Additive manufacturing (AM) has transformed the field of metallic bone implants by enabling the production of patient-specific, biomimetic, and high-performance devices. This review focuses on the personalized design of bone implants using AM technologies, particularly selective laser melting and electron beam melting, which allow the fabrication of complex lattice structures that replicate the trabecular architecture of native bone. These architectures enhance load transfer, reduce stress shielding, and promote osseointegration. The review also explores current strategies and digital tools for biomimetic design, as well as numerical simulation methods—including finite element analysis, computational fluid dynamics, and multi-field coupling models—used to optimize implant geometry, porosity, and mechanical performance.
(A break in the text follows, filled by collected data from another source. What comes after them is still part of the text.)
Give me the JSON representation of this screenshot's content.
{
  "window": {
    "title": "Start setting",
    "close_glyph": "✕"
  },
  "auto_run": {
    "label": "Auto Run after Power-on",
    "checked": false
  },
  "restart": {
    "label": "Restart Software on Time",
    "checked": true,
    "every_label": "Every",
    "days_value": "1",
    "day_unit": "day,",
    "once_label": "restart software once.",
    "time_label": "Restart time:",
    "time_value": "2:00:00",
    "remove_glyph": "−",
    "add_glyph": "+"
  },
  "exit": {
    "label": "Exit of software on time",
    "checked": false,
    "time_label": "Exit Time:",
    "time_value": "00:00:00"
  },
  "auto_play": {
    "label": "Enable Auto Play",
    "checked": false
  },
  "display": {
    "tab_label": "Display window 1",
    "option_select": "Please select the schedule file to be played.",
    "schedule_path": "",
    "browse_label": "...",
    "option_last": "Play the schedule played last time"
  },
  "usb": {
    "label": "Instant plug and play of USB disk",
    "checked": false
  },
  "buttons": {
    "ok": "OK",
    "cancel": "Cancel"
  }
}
Furthermore, recent clinical and preclinical data on in vivo functionality and biological integration are synthesized, with emphasis on the latest advancements to enhance functional outcomes. Altogether, the work provides a comprehensive roadmap for researchers and clinicians seeking to advance implant innovation and improve skeletal tissue repair.

Graphical abstract
Keywords
Additive manufacturing
Biomimetic implants
Electron beam melting
Lattice structures
Numerical simulation
Personalized bone implants
Selective laser melting
Funding
This work was supported by the Morocco–Switzerland bilateral program within the framework of the Memorandum of Understanding between the Ministry of Higher Education, Scientific Research and Innovation of the Kingdom of Morocco and the State Secretariat for Education, Research and Innovation of the Swiss Confederation.
Conflict of interest
The authors declare no competing interests.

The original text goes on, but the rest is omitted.